Accessibility workflow for brand colors
Brand color accessibility works best as a release workflow, not an after-the-fact audit. Each brand color should ship with approved text pairings, UI-only limits, and a documented failure path for combinations that look on-brand but fail contrast.
- Classify the color: background, text, border, icon, focus ring, chart, status, or decorative.
- Test intended pairs: run the actual foreground and background through the contrast checker, not a nearby palette approximation.
- Record approved usage: normal text, large text, non-text UI, decorative only, or rejected.
- Attach a fallback: if brand red fails on white for small text, define the darker accessible red or use the red only as an accent with black body text.
- Review color-blind states: confirm status colors remain distinguishable with icons, text labels, or shape.
Patterns that work
1. Lock in a contrast-safe text color from the start
Pick a single dark text color and a single light text color at the beginning of a project. Verify each backgrounds you use those on hit 4.5:1 minimum. Avoid mid-tones for body text.
2. Don't rely on color alone
SC 1.4.1 — never use color as the only carrier of meaning. Pair red with an X icon, green with a check, blue links with underlines. ~8% of men have some form of color vision deficiency; relying on hue alone excludes them.
3. Test against simulated color blindness
Use a color blindness simulator (we have one in tools) to view your interface in protanopia, deuteranopia, and tritanopia. If anything becomes unreadable, the design needs another signifier.
4. Focus states above 3:1
Focus rings must be visible. A 3:1 contrast against the focused component's background is the minimum. Brand-blue focus rings on light gray inputs often fail this — verify with your color picker.
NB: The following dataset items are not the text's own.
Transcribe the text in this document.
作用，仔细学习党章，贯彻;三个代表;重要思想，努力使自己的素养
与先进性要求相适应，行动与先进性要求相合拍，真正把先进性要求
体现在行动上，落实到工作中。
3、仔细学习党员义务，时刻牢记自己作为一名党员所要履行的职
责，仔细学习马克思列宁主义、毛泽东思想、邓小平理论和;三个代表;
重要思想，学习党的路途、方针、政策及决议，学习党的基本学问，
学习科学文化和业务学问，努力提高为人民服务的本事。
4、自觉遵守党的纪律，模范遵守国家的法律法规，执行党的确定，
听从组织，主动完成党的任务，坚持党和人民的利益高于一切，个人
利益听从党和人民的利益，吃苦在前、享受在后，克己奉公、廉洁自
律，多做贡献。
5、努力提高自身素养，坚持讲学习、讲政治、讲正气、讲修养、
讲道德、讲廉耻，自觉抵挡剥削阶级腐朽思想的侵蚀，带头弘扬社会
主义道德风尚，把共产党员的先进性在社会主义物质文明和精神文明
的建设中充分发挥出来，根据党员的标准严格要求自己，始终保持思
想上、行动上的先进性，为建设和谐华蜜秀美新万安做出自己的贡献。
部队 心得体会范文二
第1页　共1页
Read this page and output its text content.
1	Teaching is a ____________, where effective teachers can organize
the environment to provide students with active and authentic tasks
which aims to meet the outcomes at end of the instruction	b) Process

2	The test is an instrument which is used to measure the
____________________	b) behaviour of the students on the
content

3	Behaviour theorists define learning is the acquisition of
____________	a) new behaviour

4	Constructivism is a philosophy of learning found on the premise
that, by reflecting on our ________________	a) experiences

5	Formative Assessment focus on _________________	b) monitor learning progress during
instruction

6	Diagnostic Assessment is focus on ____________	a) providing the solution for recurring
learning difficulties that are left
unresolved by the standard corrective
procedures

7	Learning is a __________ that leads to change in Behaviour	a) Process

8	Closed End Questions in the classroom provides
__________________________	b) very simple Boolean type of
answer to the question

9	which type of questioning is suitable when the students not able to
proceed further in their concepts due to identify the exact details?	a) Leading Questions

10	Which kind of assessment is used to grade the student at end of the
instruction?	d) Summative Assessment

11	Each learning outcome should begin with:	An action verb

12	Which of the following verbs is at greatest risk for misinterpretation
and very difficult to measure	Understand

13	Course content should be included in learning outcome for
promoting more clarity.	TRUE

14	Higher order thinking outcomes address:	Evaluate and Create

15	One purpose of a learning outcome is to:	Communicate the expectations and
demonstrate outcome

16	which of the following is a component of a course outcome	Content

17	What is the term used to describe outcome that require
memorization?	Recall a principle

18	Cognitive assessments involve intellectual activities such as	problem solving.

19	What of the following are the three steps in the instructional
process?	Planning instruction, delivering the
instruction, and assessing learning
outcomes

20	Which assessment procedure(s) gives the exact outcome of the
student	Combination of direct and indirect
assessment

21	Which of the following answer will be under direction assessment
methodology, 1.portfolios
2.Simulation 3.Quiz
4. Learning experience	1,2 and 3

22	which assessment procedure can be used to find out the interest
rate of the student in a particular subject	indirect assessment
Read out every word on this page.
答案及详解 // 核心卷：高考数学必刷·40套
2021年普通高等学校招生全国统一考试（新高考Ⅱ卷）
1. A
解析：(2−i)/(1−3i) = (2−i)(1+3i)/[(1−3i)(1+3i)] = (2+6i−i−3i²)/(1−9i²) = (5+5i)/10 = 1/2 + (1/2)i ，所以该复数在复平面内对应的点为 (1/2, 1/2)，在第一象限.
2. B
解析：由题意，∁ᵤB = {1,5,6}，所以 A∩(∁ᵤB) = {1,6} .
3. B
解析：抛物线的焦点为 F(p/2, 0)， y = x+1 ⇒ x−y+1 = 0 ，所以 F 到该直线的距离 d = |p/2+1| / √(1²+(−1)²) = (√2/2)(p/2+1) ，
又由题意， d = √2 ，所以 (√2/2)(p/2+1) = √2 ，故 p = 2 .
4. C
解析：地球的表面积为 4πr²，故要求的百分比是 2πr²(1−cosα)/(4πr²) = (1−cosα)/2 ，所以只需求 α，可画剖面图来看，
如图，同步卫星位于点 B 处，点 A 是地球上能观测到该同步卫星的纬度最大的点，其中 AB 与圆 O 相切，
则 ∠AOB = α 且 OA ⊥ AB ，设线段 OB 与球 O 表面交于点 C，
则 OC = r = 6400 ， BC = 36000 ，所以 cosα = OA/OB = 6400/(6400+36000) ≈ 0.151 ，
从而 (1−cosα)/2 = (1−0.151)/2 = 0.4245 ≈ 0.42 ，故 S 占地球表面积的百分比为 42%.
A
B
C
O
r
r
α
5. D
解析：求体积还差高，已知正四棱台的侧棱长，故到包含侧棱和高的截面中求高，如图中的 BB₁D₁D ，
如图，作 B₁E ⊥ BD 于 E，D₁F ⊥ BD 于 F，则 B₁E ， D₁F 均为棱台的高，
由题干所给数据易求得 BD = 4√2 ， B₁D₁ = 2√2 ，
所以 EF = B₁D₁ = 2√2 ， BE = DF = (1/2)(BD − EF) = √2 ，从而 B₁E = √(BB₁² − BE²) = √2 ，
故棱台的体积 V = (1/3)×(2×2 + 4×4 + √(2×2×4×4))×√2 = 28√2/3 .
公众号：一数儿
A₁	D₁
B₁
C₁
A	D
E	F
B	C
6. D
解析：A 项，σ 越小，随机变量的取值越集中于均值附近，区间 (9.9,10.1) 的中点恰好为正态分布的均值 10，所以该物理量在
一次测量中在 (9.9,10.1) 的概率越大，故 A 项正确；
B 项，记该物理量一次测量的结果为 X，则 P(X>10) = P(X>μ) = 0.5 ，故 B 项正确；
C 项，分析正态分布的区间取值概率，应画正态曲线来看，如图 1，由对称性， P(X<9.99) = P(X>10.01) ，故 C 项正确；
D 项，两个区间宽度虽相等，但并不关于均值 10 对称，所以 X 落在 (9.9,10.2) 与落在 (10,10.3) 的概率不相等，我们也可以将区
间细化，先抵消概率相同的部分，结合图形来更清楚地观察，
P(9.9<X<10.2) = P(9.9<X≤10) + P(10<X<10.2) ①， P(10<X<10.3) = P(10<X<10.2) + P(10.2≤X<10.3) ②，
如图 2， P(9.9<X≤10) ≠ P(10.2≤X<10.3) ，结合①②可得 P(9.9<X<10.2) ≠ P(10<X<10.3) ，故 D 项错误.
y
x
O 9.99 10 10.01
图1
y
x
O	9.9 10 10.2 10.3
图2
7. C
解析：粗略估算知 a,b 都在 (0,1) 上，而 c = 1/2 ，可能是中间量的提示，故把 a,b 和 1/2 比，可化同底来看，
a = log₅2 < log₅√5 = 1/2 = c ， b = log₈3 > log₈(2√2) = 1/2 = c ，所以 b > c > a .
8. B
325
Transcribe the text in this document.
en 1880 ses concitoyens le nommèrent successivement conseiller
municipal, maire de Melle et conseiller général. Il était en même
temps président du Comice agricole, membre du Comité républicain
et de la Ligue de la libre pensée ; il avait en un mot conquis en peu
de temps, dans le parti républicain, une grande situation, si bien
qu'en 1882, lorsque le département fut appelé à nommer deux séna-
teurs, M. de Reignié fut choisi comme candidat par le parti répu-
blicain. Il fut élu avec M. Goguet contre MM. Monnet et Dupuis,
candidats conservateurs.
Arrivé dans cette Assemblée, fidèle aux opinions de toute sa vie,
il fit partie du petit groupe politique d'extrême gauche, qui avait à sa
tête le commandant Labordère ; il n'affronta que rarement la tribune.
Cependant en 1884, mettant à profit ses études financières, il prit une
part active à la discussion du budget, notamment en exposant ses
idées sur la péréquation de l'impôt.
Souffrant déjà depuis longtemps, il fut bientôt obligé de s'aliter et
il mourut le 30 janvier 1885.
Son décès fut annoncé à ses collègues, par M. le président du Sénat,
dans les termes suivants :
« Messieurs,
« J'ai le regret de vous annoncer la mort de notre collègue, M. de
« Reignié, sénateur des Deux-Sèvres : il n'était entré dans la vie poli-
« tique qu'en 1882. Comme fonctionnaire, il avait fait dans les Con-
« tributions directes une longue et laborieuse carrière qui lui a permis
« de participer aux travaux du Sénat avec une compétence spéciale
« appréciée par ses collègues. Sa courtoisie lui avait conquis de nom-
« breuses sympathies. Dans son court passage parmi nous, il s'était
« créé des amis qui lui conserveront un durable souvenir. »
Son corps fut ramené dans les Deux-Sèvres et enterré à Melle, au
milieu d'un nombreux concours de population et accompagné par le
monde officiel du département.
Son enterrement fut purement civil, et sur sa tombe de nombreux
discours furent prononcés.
5. Pair text contrast with size
Large text gets a lower threshold (3:1) because it is more legible at lower contrast. If your design system has a "small" 12px gray secondary text, it needs to clear 4.5:1 — and probably should not exist as a permanent style.
Design-system acceptance criteria
The fastest way to keep color accessible is to put acceptance criteria directly into the design-token review. A token should not be marked "ready for production" until the team knows where it can and cannot be used.
- Text tokens list at least one approved surface pairing at AA normal size.
- Surface tokens list approved foreground text and icon colors.
- Border and focus tokens clear 3:1 against adjacent surfaces.
- Status tokens include a non-color signifier: text, icon, shape, or pattern.
- Dark-mode values are tested independently; passing in light mode does not imply passing in dark mode.
- Token documentation records WCAG result, APCA review note, intended text size, and allowed component contexts.
Example: fixing an inaccessible brand button
Suppose a brand uses a vivid yellow button with white text. It may look energetic in a marketing deck but fail WCAG for product UI. The production fix is not "make everything darker" by instinct. Test three options:
- Keep the yellow background and switch the label to black text.
- Use a darker shade of the brand yellow for interactive controls.
- Keep yellow as an accent and use a neutral high-contrast button for primary actions.
The approved decision should be recorded in Figma Variables and code tokens so the inaccessible pair does not reappear in a future feature.
Tools and audits
- Design-time: Figma plugins (Stark, Able), our contrast checker.
- Code-time: ESLint plugin
eslint-plugin-jsx-a11y, axe-core in tests. - Runtime: Chrome DevTools Lighthouse, axe browser extension, screen reader QA pass.
- Org-level: regular accessibility audits, user research with assistive-tech users.
The bottom line
Accessible color is not extra polish — it is a baseline requirement. Build the math into your design system so every brand color comes with its safe-pair partners pre-validated, and you'll never ship an inaccessible interface by accident.